75 The Tribunal concluded (at [78]) that the membership cards were fabricated solely to support the appellant's claims in relation to his political involvement and that he procured the letter for the same reason. This conclusion is obviously supported by the statements from the appellant's former wife in the first email.
76 Notably, the Tribunal also reached a conclusion that is inconsistent with the evidence in the emails and file note. This is that the Tribunal accepted (at [84]) that the appellant had not returned to Pakistan since the breakdown of his marriage. This is notable because it tends to show that the Tribunal genuinely did not take account of, in the sense of being uninfluenced by, the impugned information.
77 Ultimately, the Tribunal rejected much of the appellant's evidence and concluded (at [88]) that he does not have a well-founded fear of being persecuted for one or more of the five Refugees Convention (Convention Relating to the Status of Refugees 1951, done at Geneva on 28 July 1951 as amended by the Protocol Relating to the Status of Refugees 1967, done at New York on 31 January 1967) reasons if he returns to Pakistan now or in the reasonably foreseeable future. The Tribunal also did not accept (at [92]) that there are substantial grounds for believing that, as a necessary and foreseeable consequence of the appellant being removed from Australia to Pakistan, there is a real risk that he will suffer significant harm as defined in s 36(2A) of the Act. On those grounds, the decision of the delegate was affirmed.
78 It is significant that the serious allegations amongst the impugned information, being those contained in the emails from the appellant's ex-wife, come from a non-independent and non-verifiable source. Moreover, their source, being the appellant's ex-wife, has her own axe to grind in relation to the appellant; she and he were clearly in conflict. The appellant submitted that his ex-wife had been motivated by revenge in writing the emails making false allegations against him. In my view, the seriousness of the allegations is substantially offset by the limited credibility of their source. Moreover, this is likely to be how the Tribunal would have seen the allegations. This is a significant consideration against those allegations having influenced the Tribunal in some way.

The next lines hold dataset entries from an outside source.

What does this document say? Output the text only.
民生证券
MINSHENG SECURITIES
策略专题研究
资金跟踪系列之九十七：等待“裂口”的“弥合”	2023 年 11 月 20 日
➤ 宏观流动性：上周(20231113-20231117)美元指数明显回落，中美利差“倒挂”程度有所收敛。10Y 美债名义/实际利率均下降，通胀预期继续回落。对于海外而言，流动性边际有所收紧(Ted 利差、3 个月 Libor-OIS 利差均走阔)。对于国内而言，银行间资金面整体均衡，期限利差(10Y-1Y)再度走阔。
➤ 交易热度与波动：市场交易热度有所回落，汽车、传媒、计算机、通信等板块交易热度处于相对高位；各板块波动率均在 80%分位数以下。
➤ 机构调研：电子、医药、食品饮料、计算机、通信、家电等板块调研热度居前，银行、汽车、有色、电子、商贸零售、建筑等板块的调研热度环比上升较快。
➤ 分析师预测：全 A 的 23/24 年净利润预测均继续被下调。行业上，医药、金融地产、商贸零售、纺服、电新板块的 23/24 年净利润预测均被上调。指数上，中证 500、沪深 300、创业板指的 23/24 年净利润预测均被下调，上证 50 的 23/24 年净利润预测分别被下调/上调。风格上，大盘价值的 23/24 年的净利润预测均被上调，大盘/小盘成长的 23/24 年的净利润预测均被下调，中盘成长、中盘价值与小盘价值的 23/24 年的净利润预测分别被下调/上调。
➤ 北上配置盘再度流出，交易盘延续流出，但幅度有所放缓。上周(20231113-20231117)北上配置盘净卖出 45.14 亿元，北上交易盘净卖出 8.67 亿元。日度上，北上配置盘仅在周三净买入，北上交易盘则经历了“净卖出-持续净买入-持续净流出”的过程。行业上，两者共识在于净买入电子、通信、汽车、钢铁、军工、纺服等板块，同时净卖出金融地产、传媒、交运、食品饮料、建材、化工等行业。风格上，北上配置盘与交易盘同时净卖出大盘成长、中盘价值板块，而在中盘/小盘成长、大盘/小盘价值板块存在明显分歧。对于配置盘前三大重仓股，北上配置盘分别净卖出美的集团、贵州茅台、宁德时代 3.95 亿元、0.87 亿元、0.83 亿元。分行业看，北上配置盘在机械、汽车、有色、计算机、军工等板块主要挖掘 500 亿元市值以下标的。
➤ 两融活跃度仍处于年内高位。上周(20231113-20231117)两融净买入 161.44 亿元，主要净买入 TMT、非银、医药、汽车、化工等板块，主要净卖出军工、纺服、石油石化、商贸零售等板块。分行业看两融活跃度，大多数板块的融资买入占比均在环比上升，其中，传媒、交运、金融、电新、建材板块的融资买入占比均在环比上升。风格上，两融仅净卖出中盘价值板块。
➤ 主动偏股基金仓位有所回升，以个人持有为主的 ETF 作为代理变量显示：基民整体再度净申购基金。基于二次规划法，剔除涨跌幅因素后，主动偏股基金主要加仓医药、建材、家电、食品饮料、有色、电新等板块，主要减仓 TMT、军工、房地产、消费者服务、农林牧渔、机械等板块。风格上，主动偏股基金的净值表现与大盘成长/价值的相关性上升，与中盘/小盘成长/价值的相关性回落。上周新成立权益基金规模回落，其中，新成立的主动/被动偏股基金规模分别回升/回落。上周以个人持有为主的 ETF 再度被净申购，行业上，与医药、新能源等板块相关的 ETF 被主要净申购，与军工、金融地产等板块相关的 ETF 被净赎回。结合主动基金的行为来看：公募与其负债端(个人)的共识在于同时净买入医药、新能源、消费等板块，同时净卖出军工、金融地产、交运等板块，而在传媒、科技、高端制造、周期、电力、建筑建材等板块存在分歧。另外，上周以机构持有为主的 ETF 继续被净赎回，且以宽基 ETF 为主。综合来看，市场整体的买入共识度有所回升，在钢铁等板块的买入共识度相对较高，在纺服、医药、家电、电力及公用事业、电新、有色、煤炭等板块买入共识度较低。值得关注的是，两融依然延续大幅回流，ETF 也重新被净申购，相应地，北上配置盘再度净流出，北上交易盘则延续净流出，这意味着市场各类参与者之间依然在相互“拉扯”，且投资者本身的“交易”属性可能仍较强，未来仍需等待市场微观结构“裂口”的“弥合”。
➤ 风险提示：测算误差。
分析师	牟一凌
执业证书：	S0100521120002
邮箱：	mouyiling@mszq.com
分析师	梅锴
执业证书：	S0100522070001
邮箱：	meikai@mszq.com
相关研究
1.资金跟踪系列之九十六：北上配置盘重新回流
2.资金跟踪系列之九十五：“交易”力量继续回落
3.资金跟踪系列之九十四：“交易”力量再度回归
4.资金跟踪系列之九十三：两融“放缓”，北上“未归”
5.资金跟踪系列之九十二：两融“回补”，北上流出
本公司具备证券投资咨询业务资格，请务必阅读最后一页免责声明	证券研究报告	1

79 That source of information can be contrasted with that in MZAOL. The Court (at [70]) accepted that the impugned information would have been perceived by the tribunal as credible - it emanated from official sources being either an educational institution or the New South Wales police. Notwithstanding that, the Court concluded (at [76]) that there is good reason for thinking that a fair-minded tribunal member in the regular administration of the Act and acting on the basis that s 438 had application would not have affirmatively exercised the discretion to have regard to the impugned information without good reason. Additionally, absent any contrary indication in the tribunal's reasons or elsewhere in the evidence that the tribunal gave active consideration to the affirmative exercise of the s 438(3)(a) discretion, there is further justification for inferring that the tribunal paid no regard to the impugned information in reaching its decision. On the same reasoning, it cannot be said that in the present case the Tribunal was influenced by the information in the appellant's ex-wife's emails.

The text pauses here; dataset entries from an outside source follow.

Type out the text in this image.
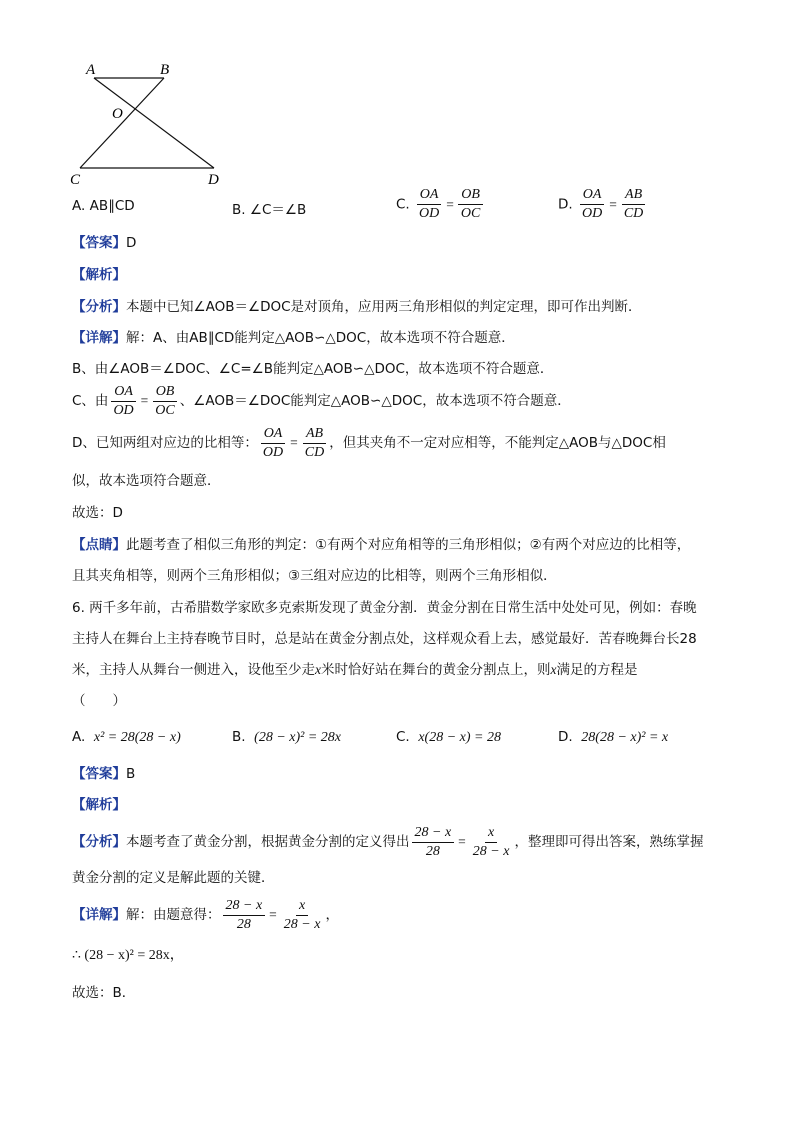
A	B
O
C	D
A. AB∥CD	B. ∠C＝∠B	C. $\frac{OA}{OD} = \frac{OB}{OC}$	D. $\frac{OA}{OD} = \frac{AB}{CD}$
【答案】D
【解析】
【分析】本题中已知∠AOB＝∠DOC是对顶角，应用两三角形相似的判定定理，即可作出判断．
【详解】解：A、由AB∥CD能判定△AOB∽△DOC，故本选项不符合题意．
B、由∠AOB＝∠DOC、∠C=∠B能判定△AOB∽△DOC，故本选项不符合题意．
C、由 $\frac{OA}{OD} = \frac{OB}{OC}$ 、∠AOB＝∠DOC能判定△AOB∽△DOC，故本选项不符合题意．
D、已知两组对应边的比相等： $\frac{OA}{OD} = \frac{AB}{CD}$ ，但其夹角不一定对应相等，不能判定△AOB与△DOC相
似，故本选项符合题意．
故选：D
【点睛】此题考查了相似三角形的判定：①有两个对应角相等的三角形相似；②有两个对应边的比相等，
且其夹角相等，则两个三角形相似；③三组对应边的比相等，则两个三角形相似．
6. 两千多年前，古希腊数学家欧多克索斯发现了黄金分割．黄金分割在日常生活中处处可见，例如：春晚
主持人在舞台上主持春晚节目时，总是站在黄金分割点处，这样观众看上去，感觉最好．苦春晚舞台长28
米，主持人从舞台一侧进入，设他至少走x米时恰好站在舞台的黄金分割点上，则x满足的方程是
（　　）
A. x² = 28(28 − x)	B. (28 − x)² = 28x	C. x(28 − x) = 28	D. 28(28 − x)² = x
【答案】B
【解析】
【分析】本题考查了黄金分割，根据黄金分割的定义得出 $\frac{28 - x}{28} = \frac{x}{28 - x}$ ，整理即可得出答案，熟练掌握
黄金分割的定义是解此题的关键．
【详解】解：由题意得： $\frac{28 - x}{28} = \frac{x}{28 - x}$ ，
∴ (28 − x)² = 28x，
故选：B．
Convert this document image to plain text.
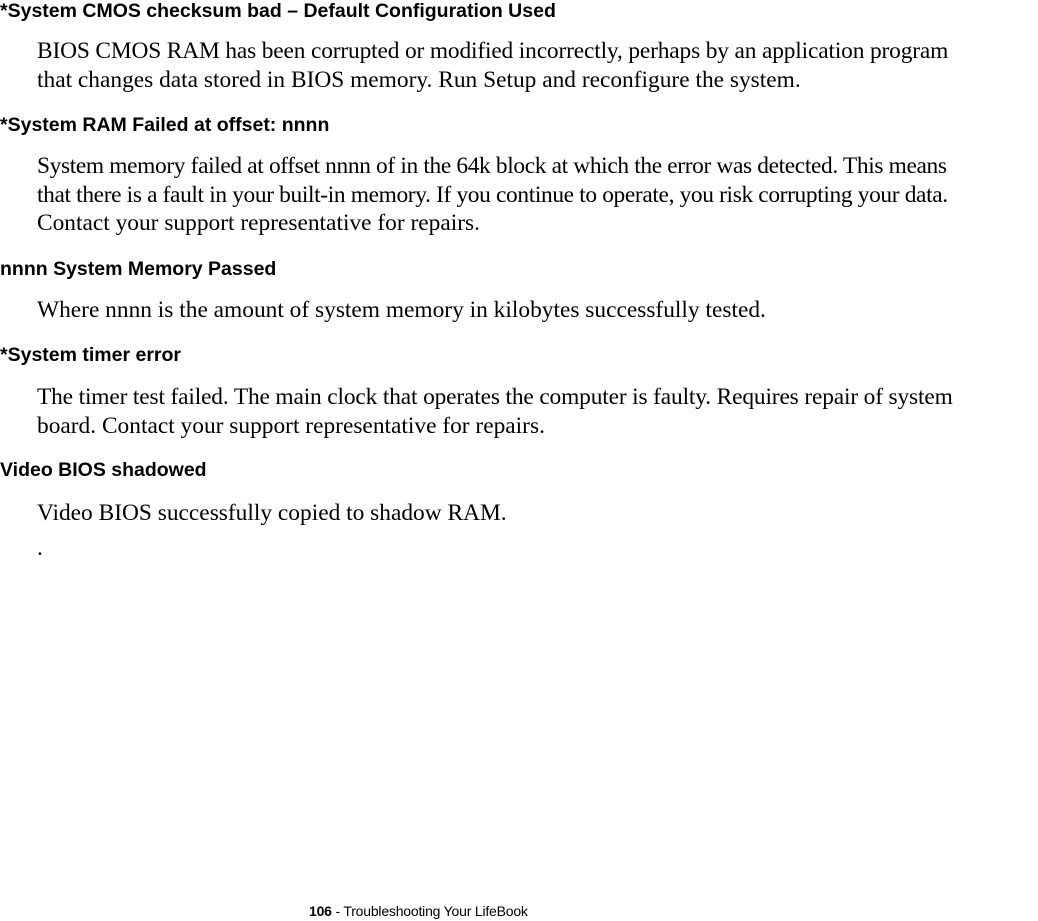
*System CMOS checksum bad – Default Configuration Used
BIOS CMOS RAM has been corrupted or modified incorrectly, perhaps by an application program
that changes data stored in BIOS memory. Run Setup and reconfigure the system.
*System RAM Failed at offset: nnnn
System memory failed at offset nnnn of in the 64k block at which the error was detected. This means
that there is a fault in your built-in memory. If you continue to operate, you risk corrupting your data.
Contact your support representative for repairs.
nnnn System Memory Passed
Where nnnn is the amount of system memory in kilobytes successfully tested.
*System timer error
The timer test failed. The main clock that operates the computer is faulty. Requires repair of system
board. Contact your support representative for repairs.
Video BIOS shadowed
Video BIOS successfully copied to shadow RAM.
.
106 - Troubleshooting Your LifeBook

80 I also take into account that the onus is on the appellant to establish that the impugned information was taken into account by the Tribunal. On the available evidence, and for the reasons given, I am unable to conclude that the Tribunal took the information into account. The indications are to the contrary.
81 In the circumstances, the Tribunal's failure to inform the appellant of the notification that it received that certain information provided to it was covered by a certificate under s 438 did not constitute jurisdictional error by the Tribunal because even had the appellant been informed that could not as a realistic possibility have resulted in a more favourable decision to the appellant.